Original post by hannah1994

If a polymer is stronger, does it have a higher or lower Tg??
Please can someone explain this too!!

Higher, because the chains are closer together so form stronger intermolecular bonds

Reply 194

Tikara

Original post by Dude Ranch

Ah thanks so much its so simple now!

glad someone else answered :P Just finished working through the question

iv) is your stock enantiomer question - if it was monodentate then it wouldn't have this but due to the bidentate nature if you mirror the image it's nonsuperimposable (not the same when put on top of each other)

my problems in that question were that I put diaminoethane rather than 1,2-diaminoethane
and didn't know that electronegativity is only in a bond grrrr

Reply 195

Tikara

Original post by stealth_writer

Help with Q 2 (b) (ii) Jan 13 please

I'll have a look now- but OCR number questions alllways catch me out but I'll have a go haha

Reply 196

Dualcore

Original post by stealth_writer

Help with Q 2 (b) (ii) Jan 13 please

Okay to start, 16cm3 of the NaOH reacted therefore using n=cv (16/1000)*0.25=4x10^-3 mol of NaOH reacted, it is a one to one ratio so 4x10^-3 mol of the acid reacted, this is was in 25cm^3 of the diluted acid solution.
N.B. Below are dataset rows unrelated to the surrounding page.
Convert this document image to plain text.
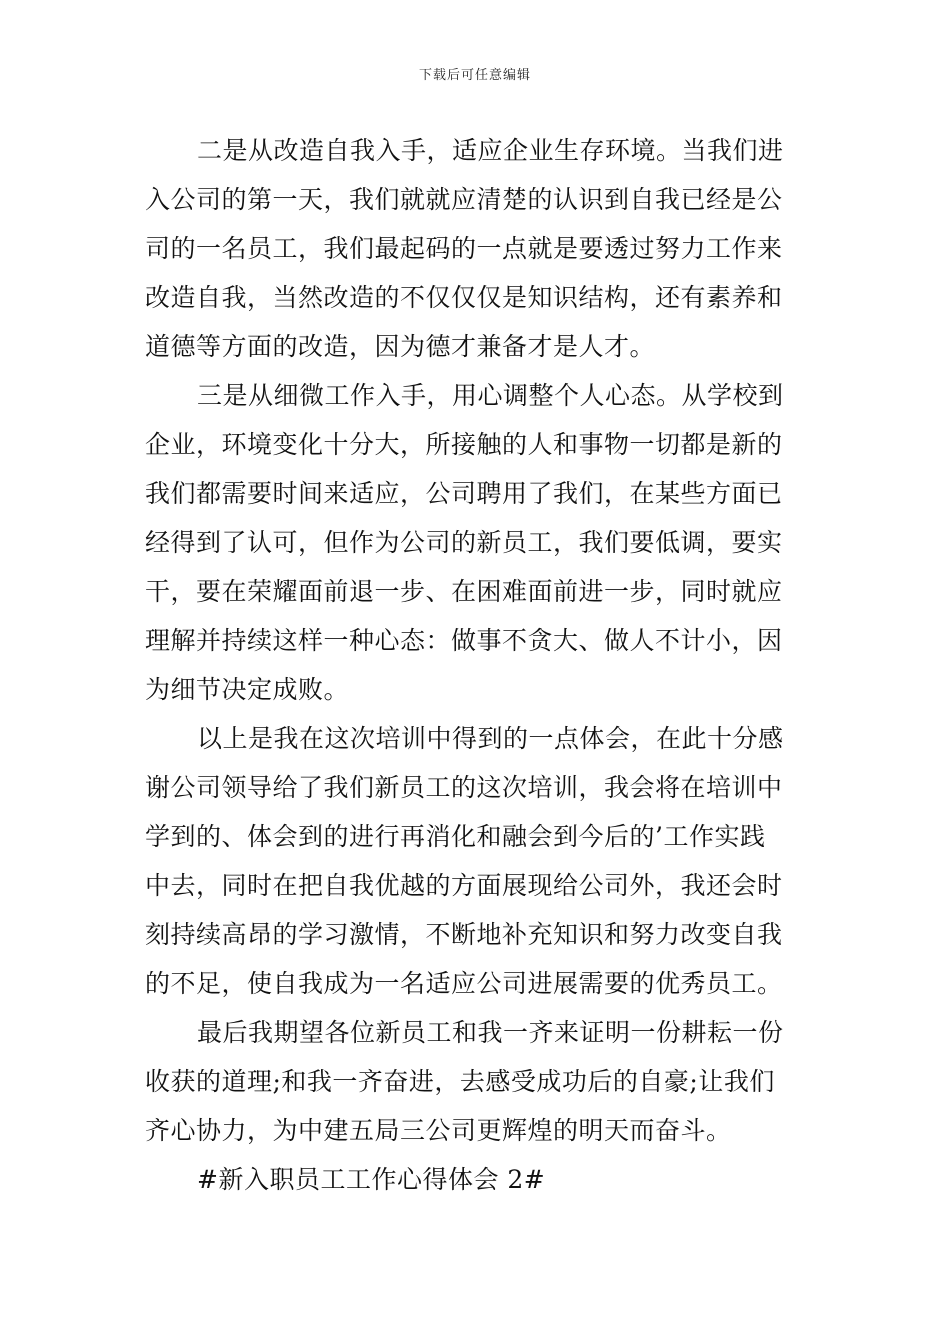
下载后可任意编辑
二是从改造自我入手，适应企业生存环境。当我们进
入公司的第一天，我们就就应清楚的认识到自我已经是公
司的一名员工，我们最起码的一点就是要透过努力工作来
改造自我，当然改造的不仅仅仅是知识结构，还有素养和
道德等方面的改造，因为德才兼备才是人才。
三是从细微工作入手，用心调整个人心态。从学校到
企业，环境变化十分大，所接触的人和事物一切都是新的
我们都需要时间来适应，公司聘用了我们，在某些方面已
经得到了认可，但作为公司的新员工，我们要低调，要实
干，要在荣耀面前退一步、在困难面前进一步，同时就应
理解并持续这样一种心态：做事不贪大、做人不计小，因
为细节决定成败。
以上是我在这次培训中得到的一点体会，在此十分感
谢公司领导给了我们新员工的这次培训，我会将在培训中
学到的、体会到的进行再消化和融会到今后的’工作实践
中去，同时在把自我优越的方面展现给公司外，我还会时
刻持续高昂的学习激情，不断地补充知识和努力改变自我
的不足，使自我成为一名适应公司进展需要的优秀员工。
最后我期望各位新员工和我一齐来证明一份耕耘一份
收获的道理;和我一齐奋进，去感受成功后的自豪;让我们
齐心协力，为中建五局三公司更辉煌的明天而奋斗。
#新入职员工工作心得体会 2#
From here you can take 2 approaches
1) you could work out the concentration of the diluted solution and then scale it:
using c=n/v c=4x10^-3/(25/1000)=0.16moldm^-3, you know the ratio between the volumes of the diluted and undiluted solutions 250/14=17.85..., so the original solution is 17.85... time more concentrated so the original concentration is 17.85...x0.16=2.86moldm^-3

2) Or another way of doing it is this, you know that number of moles of the acid in 25cm^3 solution 4x10^-3, so in 250cm^3 diluted solution you got the 25cm^3 from must contain 10 times as much moles of acid 4x10-3x10=4x10^-2, this must contain the same number of moles of acid as the diluted solution because no moles of solution is lost, so the original concentration must be this number of moles over the original volume 4x10^-2/(14/1000)=2.86moldm^-3

I'm assuming you can take it from here, give us a shout if you need further help :biggrin:

Reply 197

Mtheodore

hey can someone upload the Jan 2013 Paper please?

I got the mark scheme if anyone needs it

F334 Jan 2013.pdf97.4KB

Reply 198

MTI

Original post by Dude Ranch

Ah thanks so much its so simple now!

Original post by Tikara

glad someone else answered :P Just finished working through the question

iv) is your stock enantiomer question - if it was monodentate then it wouldn't have this but due to the bidentate nature if you mirror the image it's nonsuperimposable (not the same when put on top of each other)

my problems in that question were that I put diaminoethane rather than 1,2-diaminoethane
and didn't know that electronegativity is only in a bond grrrr

your welcome :smile:

and ah i see iv now!